Zwischen Melancholie und wütenden Ausbrüchen leben die Musiker ihre innersten Gefühle aus.
Das Album hält uns ein Spiegelbild der Gesellschaft vor. Musikalisch auffallend sind der Einsatz von Streichern und dem Bandoneon (das für den Tango typischste Instrument).

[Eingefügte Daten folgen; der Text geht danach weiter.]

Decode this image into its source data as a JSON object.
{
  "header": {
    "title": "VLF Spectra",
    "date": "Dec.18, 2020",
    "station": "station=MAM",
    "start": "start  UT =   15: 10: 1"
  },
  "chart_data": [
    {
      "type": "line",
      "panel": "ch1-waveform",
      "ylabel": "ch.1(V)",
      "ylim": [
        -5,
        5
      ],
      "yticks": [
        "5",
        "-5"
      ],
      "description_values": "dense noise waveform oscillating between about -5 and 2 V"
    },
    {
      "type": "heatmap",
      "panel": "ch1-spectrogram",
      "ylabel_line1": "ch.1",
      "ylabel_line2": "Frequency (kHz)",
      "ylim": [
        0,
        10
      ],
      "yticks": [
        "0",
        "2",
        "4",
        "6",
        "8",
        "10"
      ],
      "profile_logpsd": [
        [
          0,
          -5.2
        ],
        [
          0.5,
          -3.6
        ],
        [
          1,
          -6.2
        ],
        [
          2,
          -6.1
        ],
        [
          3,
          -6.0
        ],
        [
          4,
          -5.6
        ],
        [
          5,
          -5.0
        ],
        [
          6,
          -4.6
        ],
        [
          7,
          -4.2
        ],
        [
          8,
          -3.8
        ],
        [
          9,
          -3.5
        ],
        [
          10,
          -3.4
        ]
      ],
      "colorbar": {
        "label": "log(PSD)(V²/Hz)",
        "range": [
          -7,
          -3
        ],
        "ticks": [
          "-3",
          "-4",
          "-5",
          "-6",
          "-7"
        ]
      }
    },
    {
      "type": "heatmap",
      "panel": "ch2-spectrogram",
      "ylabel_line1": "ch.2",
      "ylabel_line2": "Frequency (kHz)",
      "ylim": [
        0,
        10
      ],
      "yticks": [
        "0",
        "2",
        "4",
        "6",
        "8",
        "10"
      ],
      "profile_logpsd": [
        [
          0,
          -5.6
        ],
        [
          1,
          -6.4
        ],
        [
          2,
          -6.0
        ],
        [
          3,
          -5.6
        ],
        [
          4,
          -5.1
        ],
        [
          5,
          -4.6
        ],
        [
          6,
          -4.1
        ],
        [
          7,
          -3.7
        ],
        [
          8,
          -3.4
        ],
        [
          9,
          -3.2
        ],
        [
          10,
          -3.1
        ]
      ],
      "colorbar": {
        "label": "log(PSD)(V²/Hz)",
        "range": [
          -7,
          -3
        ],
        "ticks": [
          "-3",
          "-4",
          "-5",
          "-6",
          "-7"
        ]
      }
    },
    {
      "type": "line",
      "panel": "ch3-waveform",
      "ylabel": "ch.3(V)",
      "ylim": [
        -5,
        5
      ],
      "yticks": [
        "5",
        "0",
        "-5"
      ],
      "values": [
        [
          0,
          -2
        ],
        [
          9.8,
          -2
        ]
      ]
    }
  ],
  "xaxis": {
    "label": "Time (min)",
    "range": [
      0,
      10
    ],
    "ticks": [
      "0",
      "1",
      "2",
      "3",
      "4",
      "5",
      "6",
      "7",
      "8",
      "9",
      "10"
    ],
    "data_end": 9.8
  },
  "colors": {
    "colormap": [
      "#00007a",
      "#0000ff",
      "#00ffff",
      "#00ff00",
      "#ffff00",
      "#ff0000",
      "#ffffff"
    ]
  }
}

Verweise auf Tango, Jazz und Progressive Rock, Experimente mit elektronischer Musik und diverse andere Einflüsse, die u.a. von Pink Floyd über King Crimson bis zu Astor Piazzolla, von Steve Reich über Igor Stravinski bis hin zu David Bowie reichen, kennzeichnen „Hipnotizados“. Daraus entwickelt sich ein außergewöhnliches Klangerlebnis.
Den Argentiniern ist es gelungen, ein bemerkenswertes Werk zu schaffen und das in mehrfacher Hinsicht. Musikliebhaber dürften über die Originalität der Kompositionen, der hohen Qualität der Arrangements und der kreativen Einbindung historischer Hördokumente erfreut sein. Langeweile hört sich anders an. Wer Sinn für das Besondere hat, hier gibt es eine gute Gelegenheit den eignen Horizont zu erweitern.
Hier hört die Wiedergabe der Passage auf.